A quarter of a century later, after the fall of the Communist regime, Sobelman returned to Poland.
Today, in addition to working as a translator, he is the spokesman of the Israeli Embassy in Warsaw. This month, when both Poland and Israel are marking the 50th anniversary of the March 1968 events, Sobelman cannot avoid the parallels to the present tensions between Poland and the Jews, which exploded on International Holocaust Remembrance Day on January 27 this year. That is the day the new Polish law banning any mention of involvement by the Polish people, nation or state in Nazi war crimes.
The present period is different, but definitely reminds us of 1968. Today, the official Polish television channels broadcast explicitly anti-Semitic things too, Sobelman says with regret.
Gross, too, who has Polish citizenship, criticizes his homeland from his “exile” in the United States. To a certain extent, what is happening today in Poland is worse than 1968, he says. Because the two Polish governments, the one in 1968 and today’s both encouraged an outburst of anti-Semitic feelings among the public, says Gross. But in 1968, it was a Communist government and today it is a government elected in free elections by Polish citizens, he explains.
At the same time, Gross finds a major difference between 1968 and 2018 because today the Polish press is no longer censored and those who criticize the government, such as many fine newspapers do, are not thrown into prison now – as happened to Gross.
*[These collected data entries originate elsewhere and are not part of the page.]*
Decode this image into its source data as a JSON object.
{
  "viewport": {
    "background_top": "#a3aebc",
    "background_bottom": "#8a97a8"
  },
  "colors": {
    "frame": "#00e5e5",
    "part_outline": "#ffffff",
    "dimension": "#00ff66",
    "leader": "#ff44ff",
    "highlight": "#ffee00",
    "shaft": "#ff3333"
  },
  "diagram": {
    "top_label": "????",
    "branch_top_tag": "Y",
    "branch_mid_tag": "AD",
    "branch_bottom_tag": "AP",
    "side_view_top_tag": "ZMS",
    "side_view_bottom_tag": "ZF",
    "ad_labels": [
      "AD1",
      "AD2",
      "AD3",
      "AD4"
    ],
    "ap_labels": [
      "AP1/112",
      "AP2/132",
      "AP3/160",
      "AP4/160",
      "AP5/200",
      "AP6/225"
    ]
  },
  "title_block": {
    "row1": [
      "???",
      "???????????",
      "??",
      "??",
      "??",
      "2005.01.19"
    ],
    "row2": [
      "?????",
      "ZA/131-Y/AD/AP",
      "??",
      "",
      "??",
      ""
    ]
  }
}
The comparisons between 1968 and 2018 will be at the center of a conference and film screening to be held at Beit Hatfutsot – The Museum of the Jewish People in Tel Aviv. The conference, titled, “March 1968: Fifty Years After the Last Jewish Exodus from Poland,” will be held on Sunday at the museum. Among the sponsors are the Institute for the History of Polish Jewry and the Stephen Roth Institute for the Study of Antisemitism and Racism, both at Tel Aviv University, along with POLIN - The Museum of the History of Polish Jews.